I think every 4th game in the playoffs will have to be a bullpen game. Ynoa just doesn’t have the arsenal to face the lineup more than once. Maybe you could open with Chavez, then give Ynoa 2-3 innings, and maybe also give Smyly 2-3 innings.
They will have to ride Morton, Fried, and Anderson hard so that the bullpen doesn’t run out of gas.
@67 Agreed. Lost in the “look where the Braves are without Ozuna and Acuna” narrative is that we’ve had 3/5th of a rotation for the majority of the year, and all of the attempts to get even a 4th starter, let alone a 5th, have failed.
@67 and 68–y’all are right that we only have three reliable starters at this point (and Anderson is a little questionable). But the top two are excellent, and that can easily be good enough. See, for example, the Nats just two years ago.
While only three starters are currently in the “reliable” category, it’s interesting that several other starters had very good stretches at times during the season. While Morton and especially Fried got off to slow starts, pre-broken hand Ynoa was the best starter in April and May. Davidson, Muller, and Touki each had a stretch of at least a couple of excellent starts during the season. And Smyly, while never all that good, had the long stretch in which he pitched well enough to keep the Braves in the game.

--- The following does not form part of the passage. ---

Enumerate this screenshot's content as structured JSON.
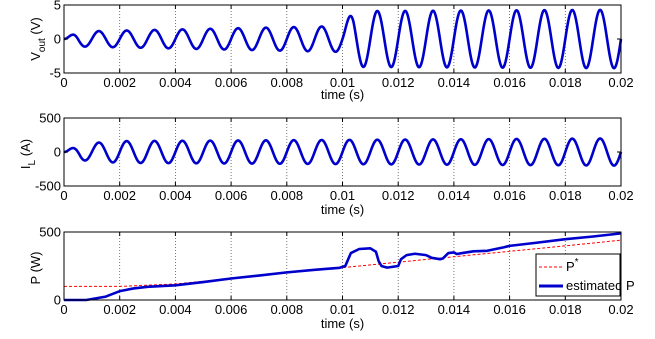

I’m still holding out for “Long shanks” as the nickname
The Game 1 starter should be whoever you think it most likely to be able to come back on three days’ rest for Game 4. Making the Brewers see Morton and Fried twice in the series? Good. Letting them off the hook by cobbling together a bullpen game in one of the most important games of the season? Bad.
My guess…
If we’re up 2-1, it’ll be Ynoa/bullpen in Game 4.
If we’re down 1-2, you might see Charlie/Max in Game 4.
@73
Maybe, but that’s a really good way to have to go back to Milwaukee for a winner-take-all Game 5.
And we’d have Charlie/Max on 5-days’ rest then.